Sunday 5 December 2021

A Stitch A Day: November


November's section of my stitch a day sampler is here. I did find this month hard to squeeze in, without any school holiday giving me the chance to catch up on missed days in daylight hours, but I kept plugging away at it because that time spent sewing, either in the evening or at the weekend, is a lifesaver. Making myself stop and find some quiet time to sit and sew, when life is so frenetically busy, really keeps me on an even keel.

I always think of November as a transitional month, poised between peak autumn in October and the start of winter and Christmas in December.

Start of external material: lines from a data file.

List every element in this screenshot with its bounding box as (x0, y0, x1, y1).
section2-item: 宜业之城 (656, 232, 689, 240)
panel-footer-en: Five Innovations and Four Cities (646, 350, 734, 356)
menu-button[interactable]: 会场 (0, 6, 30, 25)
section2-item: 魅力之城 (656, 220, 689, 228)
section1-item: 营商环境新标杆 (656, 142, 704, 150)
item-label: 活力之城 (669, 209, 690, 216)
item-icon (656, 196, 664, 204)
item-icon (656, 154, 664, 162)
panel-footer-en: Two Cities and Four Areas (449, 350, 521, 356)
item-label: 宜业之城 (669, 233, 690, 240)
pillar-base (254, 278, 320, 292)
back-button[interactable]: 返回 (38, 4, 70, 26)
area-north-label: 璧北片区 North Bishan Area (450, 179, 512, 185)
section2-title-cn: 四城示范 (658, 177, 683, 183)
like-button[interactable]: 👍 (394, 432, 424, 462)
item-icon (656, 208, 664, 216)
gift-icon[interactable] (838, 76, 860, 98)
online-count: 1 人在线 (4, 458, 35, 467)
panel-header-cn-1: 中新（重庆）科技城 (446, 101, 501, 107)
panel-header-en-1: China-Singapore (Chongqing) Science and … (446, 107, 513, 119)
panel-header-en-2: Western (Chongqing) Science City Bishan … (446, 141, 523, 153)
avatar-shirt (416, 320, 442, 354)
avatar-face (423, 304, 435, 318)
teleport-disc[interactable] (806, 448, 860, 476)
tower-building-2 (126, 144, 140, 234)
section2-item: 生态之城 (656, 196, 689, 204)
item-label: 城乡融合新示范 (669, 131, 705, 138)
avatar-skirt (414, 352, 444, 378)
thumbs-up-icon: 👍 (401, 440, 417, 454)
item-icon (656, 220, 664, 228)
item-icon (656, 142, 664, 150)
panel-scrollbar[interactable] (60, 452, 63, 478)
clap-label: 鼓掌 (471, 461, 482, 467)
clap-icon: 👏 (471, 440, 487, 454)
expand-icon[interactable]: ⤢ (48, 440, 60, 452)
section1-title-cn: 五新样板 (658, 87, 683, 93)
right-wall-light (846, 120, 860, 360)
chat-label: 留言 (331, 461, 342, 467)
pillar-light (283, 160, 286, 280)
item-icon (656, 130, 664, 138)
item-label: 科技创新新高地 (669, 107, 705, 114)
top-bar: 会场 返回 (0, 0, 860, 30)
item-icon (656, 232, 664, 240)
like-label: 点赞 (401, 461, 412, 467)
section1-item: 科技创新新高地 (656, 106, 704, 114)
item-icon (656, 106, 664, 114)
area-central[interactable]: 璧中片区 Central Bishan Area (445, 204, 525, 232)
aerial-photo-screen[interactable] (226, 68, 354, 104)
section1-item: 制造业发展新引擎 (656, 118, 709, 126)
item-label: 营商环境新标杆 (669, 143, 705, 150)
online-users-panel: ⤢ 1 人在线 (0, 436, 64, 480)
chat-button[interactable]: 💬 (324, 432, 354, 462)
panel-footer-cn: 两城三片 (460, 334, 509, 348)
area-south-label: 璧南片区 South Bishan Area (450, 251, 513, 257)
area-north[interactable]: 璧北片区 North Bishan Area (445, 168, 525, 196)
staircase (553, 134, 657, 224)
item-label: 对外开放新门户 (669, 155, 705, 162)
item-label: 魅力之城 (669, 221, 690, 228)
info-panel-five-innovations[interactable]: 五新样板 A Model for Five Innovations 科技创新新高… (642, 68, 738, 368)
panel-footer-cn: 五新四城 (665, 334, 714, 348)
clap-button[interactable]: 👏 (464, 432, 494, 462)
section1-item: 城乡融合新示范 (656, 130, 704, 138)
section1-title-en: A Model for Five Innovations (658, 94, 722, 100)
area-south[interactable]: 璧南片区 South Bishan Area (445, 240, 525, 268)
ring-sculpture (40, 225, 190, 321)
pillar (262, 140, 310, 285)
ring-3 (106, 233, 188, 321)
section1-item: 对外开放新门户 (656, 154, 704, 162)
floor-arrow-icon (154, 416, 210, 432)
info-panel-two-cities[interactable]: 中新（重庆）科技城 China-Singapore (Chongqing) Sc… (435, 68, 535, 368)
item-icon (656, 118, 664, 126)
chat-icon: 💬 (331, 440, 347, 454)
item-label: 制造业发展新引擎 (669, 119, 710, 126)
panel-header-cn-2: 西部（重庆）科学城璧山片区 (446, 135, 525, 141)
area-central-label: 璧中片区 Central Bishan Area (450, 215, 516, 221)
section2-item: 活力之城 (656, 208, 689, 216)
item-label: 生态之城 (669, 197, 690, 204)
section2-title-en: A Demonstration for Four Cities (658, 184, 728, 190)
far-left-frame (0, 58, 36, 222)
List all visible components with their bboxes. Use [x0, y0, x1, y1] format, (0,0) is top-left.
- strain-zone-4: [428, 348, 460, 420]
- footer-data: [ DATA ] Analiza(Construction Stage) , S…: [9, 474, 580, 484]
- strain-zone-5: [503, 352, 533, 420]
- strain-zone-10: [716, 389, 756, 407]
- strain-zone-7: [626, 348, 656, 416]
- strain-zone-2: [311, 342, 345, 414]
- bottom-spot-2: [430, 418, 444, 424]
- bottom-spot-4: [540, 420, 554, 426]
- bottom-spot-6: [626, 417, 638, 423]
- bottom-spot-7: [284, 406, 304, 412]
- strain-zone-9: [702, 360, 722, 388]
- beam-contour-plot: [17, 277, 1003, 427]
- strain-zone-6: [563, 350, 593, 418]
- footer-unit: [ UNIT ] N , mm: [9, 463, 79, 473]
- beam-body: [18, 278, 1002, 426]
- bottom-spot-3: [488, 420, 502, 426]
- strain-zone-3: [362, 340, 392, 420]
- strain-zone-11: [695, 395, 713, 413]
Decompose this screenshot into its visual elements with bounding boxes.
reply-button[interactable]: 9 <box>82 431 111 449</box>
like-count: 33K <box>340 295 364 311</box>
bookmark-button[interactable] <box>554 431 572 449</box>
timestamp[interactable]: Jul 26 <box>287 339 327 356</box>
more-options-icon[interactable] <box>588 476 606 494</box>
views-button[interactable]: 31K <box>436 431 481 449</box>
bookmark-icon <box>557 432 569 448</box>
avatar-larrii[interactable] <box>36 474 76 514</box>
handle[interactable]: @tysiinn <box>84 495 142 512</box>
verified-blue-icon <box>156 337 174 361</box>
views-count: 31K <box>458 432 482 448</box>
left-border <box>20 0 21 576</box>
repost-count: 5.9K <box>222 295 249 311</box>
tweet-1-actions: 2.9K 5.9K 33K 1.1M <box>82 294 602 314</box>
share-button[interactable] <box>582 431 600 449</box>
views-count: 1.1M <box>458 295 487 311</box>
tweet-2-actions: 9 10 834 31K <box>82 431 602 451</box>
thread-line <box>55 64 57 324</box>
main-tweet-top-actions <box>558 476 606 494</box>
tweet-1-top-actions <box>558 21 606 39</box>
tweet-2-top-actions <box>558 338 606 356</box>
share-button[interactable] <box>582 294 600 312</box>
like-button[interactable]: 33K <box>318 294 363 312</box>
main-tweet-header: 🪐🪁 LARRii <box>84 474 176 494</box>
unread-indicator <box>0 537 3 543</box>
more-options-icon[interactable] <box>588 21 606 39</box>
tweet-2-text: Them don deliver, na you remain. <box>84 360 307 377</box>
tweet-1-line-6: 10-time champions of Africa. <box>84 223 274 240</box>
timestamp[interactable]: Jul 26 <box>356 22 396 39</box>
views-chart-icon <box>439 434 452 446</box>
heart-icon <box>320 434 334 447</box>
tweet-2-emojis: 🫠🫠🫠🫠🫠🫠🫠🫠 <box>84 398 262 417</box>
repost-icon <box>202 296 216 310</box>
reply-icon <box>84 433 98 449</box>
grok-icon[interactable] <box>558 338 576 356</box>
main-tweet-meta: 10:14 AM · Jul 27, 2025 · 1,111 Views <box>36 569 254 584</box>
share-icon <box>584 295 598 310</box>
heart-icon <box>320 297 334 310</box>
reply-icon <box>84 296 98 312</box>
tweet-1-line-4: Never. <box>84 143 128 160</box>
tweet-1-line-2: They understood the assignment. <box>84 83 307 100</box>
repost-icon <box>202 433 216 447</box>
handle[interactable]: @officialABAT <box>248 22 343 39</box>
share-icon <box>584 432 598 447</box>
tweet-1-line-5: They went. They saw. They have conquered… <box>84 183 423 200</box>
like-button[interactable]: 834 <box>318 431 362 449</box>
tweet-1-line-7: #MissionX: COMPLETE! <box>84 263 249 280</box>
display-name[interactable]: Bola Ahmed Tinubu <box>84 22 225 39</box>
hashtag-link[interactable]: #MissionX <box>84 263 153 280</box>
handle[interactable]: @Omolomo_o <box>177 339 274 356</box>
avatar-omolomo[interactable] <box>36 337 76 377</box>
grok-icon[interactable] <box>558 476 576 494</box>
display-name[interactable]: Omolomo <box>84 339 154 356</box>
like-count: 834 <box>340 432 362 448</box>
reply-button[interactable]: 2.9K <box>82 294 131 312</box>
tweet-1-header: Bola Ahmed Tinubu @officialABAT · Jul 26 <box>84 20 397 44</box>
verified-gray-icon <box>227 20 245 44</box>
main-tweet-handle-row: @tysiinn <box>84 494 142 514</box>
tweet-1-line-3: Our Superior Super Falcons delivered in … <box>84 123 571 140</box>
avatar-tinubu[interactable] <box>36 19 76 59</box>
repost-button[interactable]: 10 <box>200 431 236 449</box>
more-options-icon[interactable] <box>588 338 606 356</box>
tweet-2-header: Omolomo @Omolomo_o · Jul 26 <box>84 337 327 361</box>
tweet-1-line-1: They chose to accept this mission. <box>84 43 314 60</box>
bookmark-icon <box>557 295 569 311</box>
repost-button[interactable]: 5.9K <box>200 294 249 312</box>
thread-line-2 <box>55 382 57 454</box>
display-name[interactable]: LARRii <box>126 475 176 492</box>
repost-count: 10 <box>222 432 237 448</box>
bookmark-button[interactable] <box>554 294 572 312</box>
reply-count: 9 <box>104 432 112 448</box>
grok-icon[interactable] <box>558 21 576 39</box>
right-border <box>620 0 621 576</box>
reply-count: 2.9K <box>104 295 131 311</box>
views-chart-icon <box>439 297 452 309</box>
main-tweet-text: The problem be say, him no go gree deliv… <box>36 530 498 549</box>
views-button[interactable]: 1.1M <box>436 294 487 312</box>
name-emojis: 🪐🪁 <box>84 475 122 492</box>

But there are still many things to celebrate and remember, including Bonfire Night, Stir-up Sunday, festive shopping trips and much more.

November, from the edge inwards, brought:

  1. takeaway piizza
  2. bonfire night
  3. parkin cake
  4. falling leaves
  5. fireworks
  6. advent candle
  7. toffee apple
  8. sparkler
  9. yarn
  10. pine
  11. poppy for Remembrance Day
  12. socks
  13. late garden dahlias
  14. fairy lights
  15. hot chocolate with cream and marshmallows
  16. flying geese
  17. mittens
  18. ribbon for wrapping presents
  19. mince pie
  20. woolly jumper
  21. stir-up Sunday
  22. flat which mushroom
  23. bare tree branches
  24. saucepan of porridge
  25. cold weather
  26. scarf
  27. casserole pot
  28. haircut and colour
  29. gingerbread
  30. Christmas shopping




Only December left to sew now, the month I have been looking forward to the most.